In the United States, athlete selection starts at the ground level. The USOC is the umbrella organization for all Olympic sports. Each sport has a National Governing Body (NGB). How those NGBs are chosen and managed is up to them, but it’s not like a group of people decide, “Hey, between the five of us, we know a lot about (our sport), let’s become the NGB for it!” IOW, the USOC has a vetting process. Each NGB is responsible for selecting participants of their sport for the Olympics, and they have a lot of latitude in setting up their criteria, but those criteria need to dovetail with the rules, requirements, qualifications, and limitations of that sport’s INTERNATIONAL body.

Sports competitions usually start with kids, typically recreationally. As the kids get better, though, ambitious adults/coaches identify the kids that are good and funnel them into higher levels of the sport. Pretty soon, the best kids are competing regionally, then nationally, and if they’re really good, on the international stage.

The USOC runs two Olympic Training Centers, one in Colorado Springs and one in Lake Placid.
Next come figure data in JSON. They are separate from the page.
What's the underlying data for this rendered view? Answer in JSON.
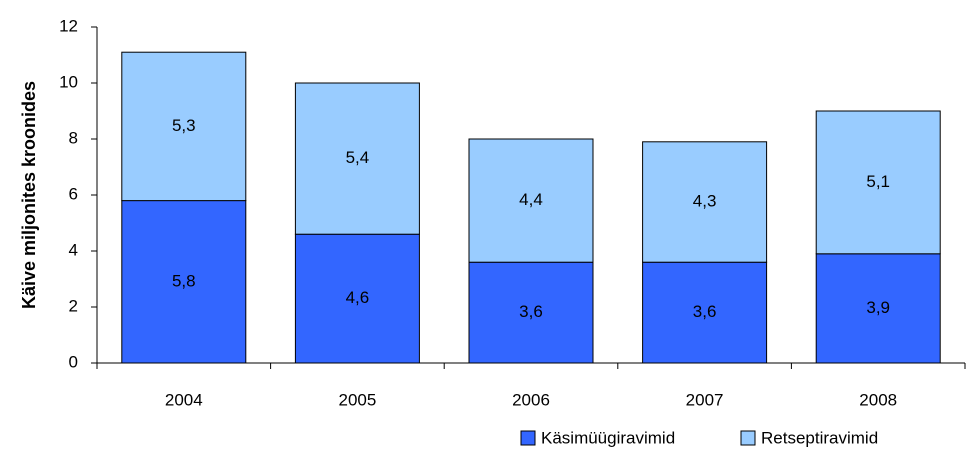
{
  "chart_data": {
    "type": "stacked_bar",
    "y_label": "Käive miljonites kroonides",
    "categories": [
      "2004",
      "2005",
      "2006",
      "2007",
      "2008"
    ],
    "series": [
      {
        "name": "Käsimüügiravimid",
        "color": "#3366ff",
        "values": [
          5.8,
          4.6,
          3.6,
          3.6,
          3.9
        ],
        "value_labels": [
          "5,8",
          "4,6",
          "3,6",
          "3,6",
          "3,9"
        ]
      },
      {
        "name": "Retseptiravimid",
        "color": "#99ccff",
        "values": [
          5.3,
          5.4,
          4.4,
          4.3,
          5.1
        ],
        "value_labels": [
          "5,3",
          "5,4",
          "4,4",
          "4,3",
          "5,1"
        ]
      }
    ],
    "ylim": [
      0,
      12
    ],
    "yticks": [
      0,
      2,
      4,
      6,
      8,
      10,
      12
    ],
    "legend": "bottom-right"
  }
}
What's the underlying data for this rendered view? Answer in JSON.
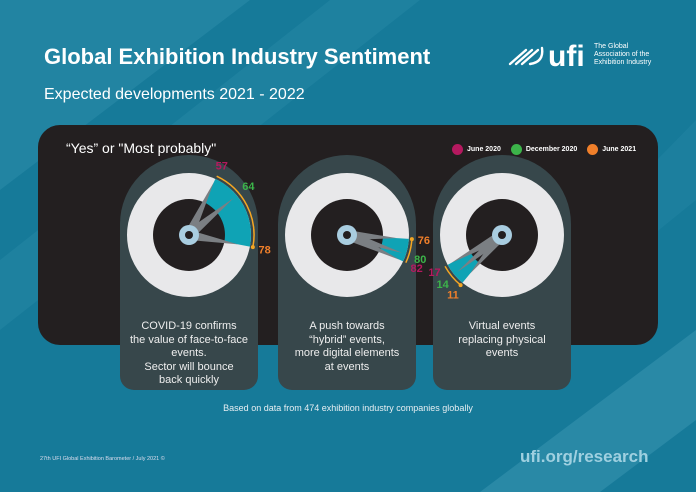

Most NGBs have training camps throughout the year at one or the other facility, bringing together top athletes and promising young athletes. That allows the NGBs to keep track of their people’s progress and make sure they’re optimizing their training and understanding of things like rules changes, banned substances, etc.

For some sports, the selection process is quite long, sometimes over a year. Other sports it can be down to a single qualifying competition.

The United States is different than most of the very successful countries in that there is very little (no?) government support for the athletes. There are rewards for winning, but most athletes need to figure out how to put food on the table for themselves (some with substantial help from their NGB or private companies, as Home Depot does.)

Yeah, it’s dependent on the sport whether they’re coming up through club teams or the high school/collegiate sports structure. In general though, if there’s a collegiate level of that sport, that’s the highest non-professional level of that sport in the US. If there’s not a collegiate level of that sport, then club teams fill that niche. Sports like rhythmic gymnastics, archery, boxing, karate, cycling, and most of the Winter Olympic sports with the exception of hockey and downhill skiing are non-NCAA sports and draw their competitors from clubs.

Women’s gymnastics are kind of weird in that the Olympic team draws from clubs because those women aren’t usually in college yet. Many go ON to compete in collegiate gymnastics however, and it’s kind of weird to watch NCAA gymnastics and see competitors who were on the Olympic team a few years earlier.